“Love Letters to the Dead” by Ava Dellaira

This review is going to be a little different.

I have a hard time with books like these, because they’re simultaneously too close for comfort and completely alien to me. If you haven’t already heard about Love Letters to the Dead, it’s essentially The Perks of Being a Wallflower with a female protagonist. A young girl named Laurel has just started high school and is given an assignment to write a letter to a dead person. She chooses Kurt Cobain because he was her older sister’s favorite musician, who just passed away the previous year. She continues writing to Kurt, and other famous people who died young, and it is through these letters that we learn about Laurel’s life and the mystery surrounding her sister’s death.

A lot of people are saying this book is similar to Perks, but I found Love Letters to be almost too similar. The plots are practically identical, they’re both written entirely in letter form, even the side characters have similar story lines. Laurel’s voice is also inconsistent, veering from beyond-her-years poetic to immature and stilted exposition: “I did this. I did that. It was fun.” I found her difficult to believe.

There was a portion of this book that I found really upsetting on a personal level, and that’s the letter Laurel writes to Kurt where she goes on a “how could you do this to your family” rant. It bothers me because the whole “suicide is selfish” argument is in itself entirely selfish. You are essentially telling someone, “I know you’re in a lot of pain right now, but why don’t you think about my feelings for a minute?” If someone’s at the point where they can no longer tolerate the weight of their own existence, piling guilt on top of that will only crush them. This argument bothers me every time I see it.

It bothers me because I’ve had this argument in real life, and that’s why books like this are difficult. My own struggles with anxiety, depression, and suicide make books like this an exercise in reliving dark days I still haven’t completely left behind me. However, unlike the main character in Love Letters, or in Perks, I don’t have a traumatic incident in my past to point to and say, “There it is. That’s why I’m like this.” I have no explanation to offer the people I alienate, frighten, or hurt with my behavior. It’s like my blood is full of pressurized explosives, like little land mines, and every point of contact causes an, unnoticeable from the outside, yet very real and painful detonation. I find it hard to touch anyone, even people I love.

I’ve had plenty of people insist that there must be something, some big bad adult who hurt me as a kid, but there wasn’t. There were those who made things worse, who told me it was my fault I felt anxious and alone because I wasn’t right with god, wasn’t praying enough, but as far as I can tell the land mines have been in blood since birth. I’m still in the process of learning how to live with them. Part of me still hasn’t recovered from the way this problem was handled in my adolescence, the insistence by some that I just wasn’t trying hard enough. It’s even harder to deal with those that persist in pushing their half-baked theories, often based on media representations of “people with problems”, since the simple truth that I’m like this because I’ve always been doesn’t satisfy them.

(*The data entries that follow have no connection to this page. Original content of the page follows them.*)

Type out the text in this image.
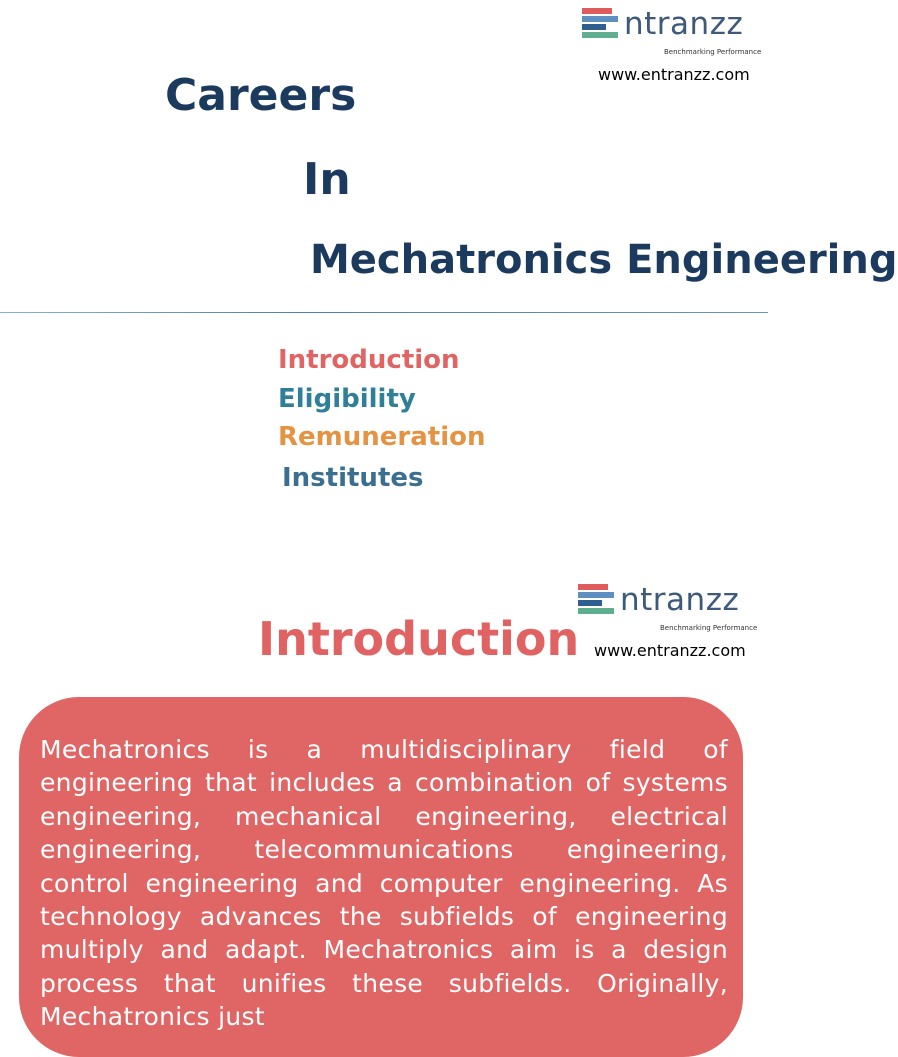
ntranzz
Benchmarking Performance
www.entranzz.com
Careers
In
Mechatronics Engineering
Introduction
Eligibility
Remuneration
Institutes
ntranzz
Benchmarking Performance
www.entranzz.com
Introduction
Mechatronics is a multidisciplinary field of engineering that includes a combination of systems engineering, mechanical engineering, electrical engineering, telecommunications engineering, control engineering and computer engineering. As technology advances the subfields of engineering multiply and adapt. Mechatronics aim is a design process that unifies these subfields. Originally, Mechatronics just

So that’s why I have a hard time with books like Love Letters to the Dead, they perpetuate the idea that anxiety and depression are caused solely by outside sources, and that everything can be fixed easily enough with the help of friends, family, and falling in love. Especially falling in love. I hate that more than one well intended person has told me I’d feel better if I got a boyfriend, and I know it’s because they saw Garden State or some shit. Like that’s seriously what you should do when you’re falling apart, invite someone else into your cesspool of a life. What you need to do is recognize the beast inside yourself and take steps to tame it. Other people can help, of course, but the only one who can save you is yourself.

Oddly enough, that’s the one part of Love Letters I appreciated. One of Laurel’s older friends tells her at one point that she’s the only one who can save herself, and she takes this to heart, though I still felt she relied too much on her love interest in the end. Is it strange to bring the conversation back to the book at this point? Because I’d like to.

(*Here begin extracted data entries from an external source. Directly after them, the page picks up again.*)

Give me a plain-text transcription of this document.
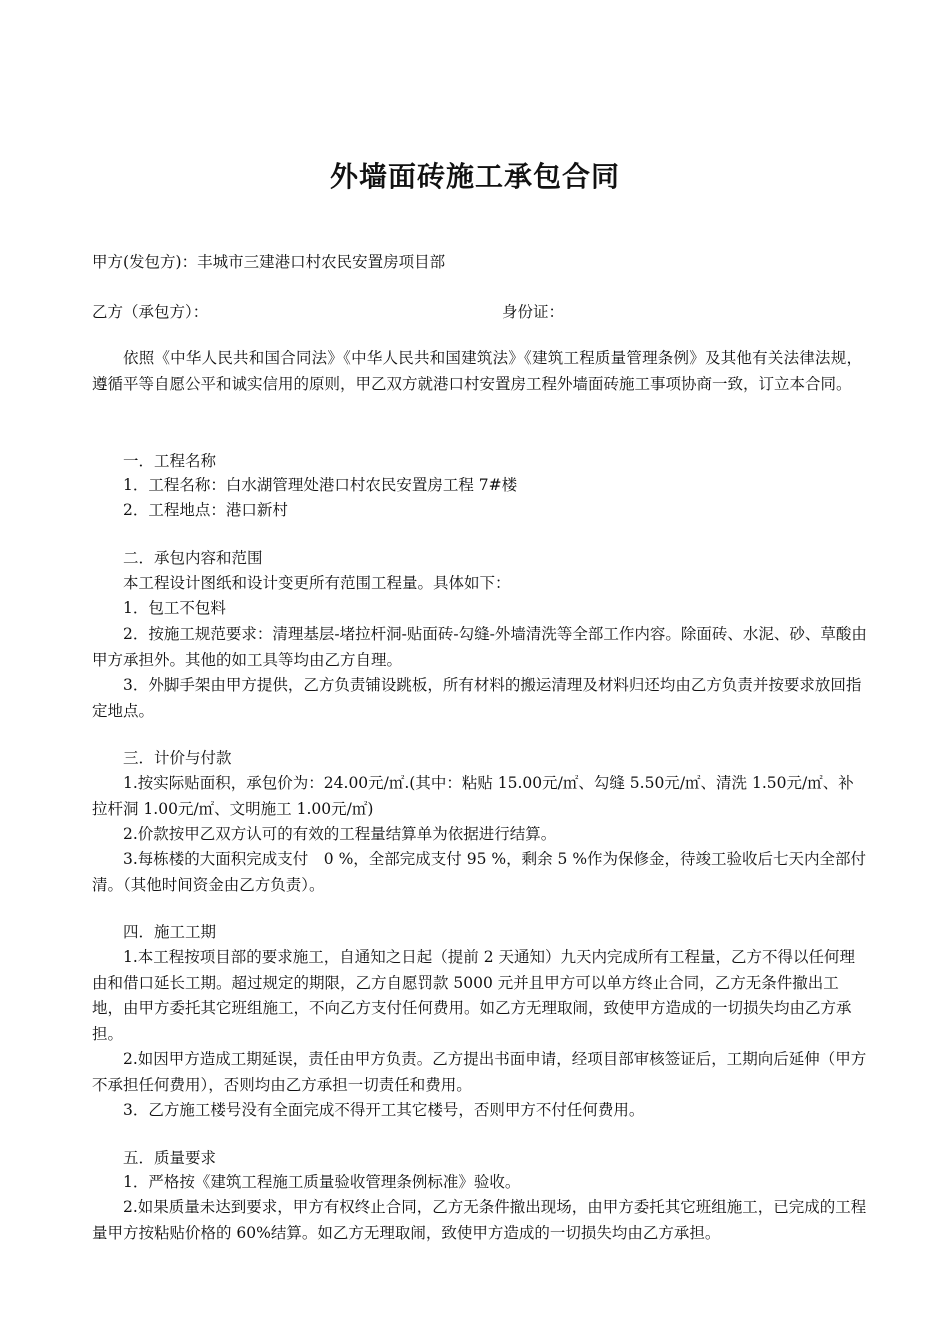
外墙面砖施工承包合同
甲方(发包方)：丰城市三建港口村农民安置房项目部
乙方（承包方）：	身份证：
依照《中华人民共和国合同法》《中华人民共和国建筑法》《建筑工程质量管理条例》及其他有关法律法规，遵循平等自愿公平和诚实信用的原则，甲乙双方就港口村安置房工程外墙面砖施工事项协商一致，订立本合同。
一．工程名称
1．工程名称：白水湖管理处港口村农民安置房工程 7#楼
2．工程地点：港口新村
二．承包内容和范围
本工程设计图纸和设计变更所有范围工程量。具体如下：
1．包工不包料
2．按施工规范要求：清理基层-堵拉杆洞-贴面砖-勾缝-外墙清洗等全部工作内容。除面砖、水泥、砂、草酸由甲方承担外。其他的如工具等均由乙方自理。
3．外脚手架由甲方提供，乙方负责铺设跳板，所有材料的搬运清理及材料归还均由乙方负责并按要求放回指定地点。
三．计价与付款
1.按实际贴面积，承包价为：24.00元/㎡.(其中：粘贴 15.00元/㎡、勾缝 5.50元/㎡、清洗 1.50元/㎡、补拉杆洞 1.00元/㎡、文明施工 1.00元/㎡)
2.价款按甲乙双方认可的有效的工程量结算单为依据进行结算。
3.每栋楼的大面积完成支付　0 %，全部完成支付 95 %，剩余 5 %作为保修金，待竣工验收后七天内全部付清。（其他时间资金由乙方负责）。
四．施工工期
1.本工程按项目部的要求施工，自通知之日起（提前 2 天通知）九天内完成所有工程量，乙方不得以任何理由和借口延长工期。超过规定的期限，乙方自愿罚款 5000 元并且甲方可以单方终止合同，乙方无条件撤出工地，由甲方委托其它班组施工，不向乙方支付任何费用。如乙方无理取闹，致使甲方造成的一切损失均由乙方承担。
2.如因甲方造成工期延误，责任由甲方负责。乙方提出书面申请，经项目部审核签证后，工期向后延伸（甲方不承担任何费用），否则均由乙方承担一切责任和费用。
3．乙方施工楼号没有全面完成不得开工其它楼号，否则甲方不付任何费用。
五．质量要求
1．严格按《建筑工程施工质量验收管理条例标准》验收。
2.如果质量未达到要求，甲方有权终止合同，乙方无条件撤出现场，由甲方委托其它班组施工，已完成的工程量甲方按粘贴价格的 60%结算。如乙方无理取闹，致使甲方造成的一切损失均由乙方承担。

Abuse is a very real thing, and those stories need to be told. I try not to let my personal experience get in the way of what an individual story is trying to accomplish, however, this book just wasn’t great. The whole situation with the sister felt implausible to me. Is it really possible she didn’t know what was going on with a setup like that? Couple that with flimsy characters, shoddy research (you don’t learn anything about the people Laurel writes to you couldn’t find in a two minute Google search), and the plain fact that this whole story has been done before and done better, and you wind up with a book that just wastes your time.

Title: Love Letters to the Dead
Author: Ava Dellaira
Published: 2014, Farrar, Straus & Giroux
Pages: 323
Would Recommend: No. If you want a story about self discovery and coming to terms with a troubled past, read The Perks of Being a Wallflower. If you somehow haven’t already.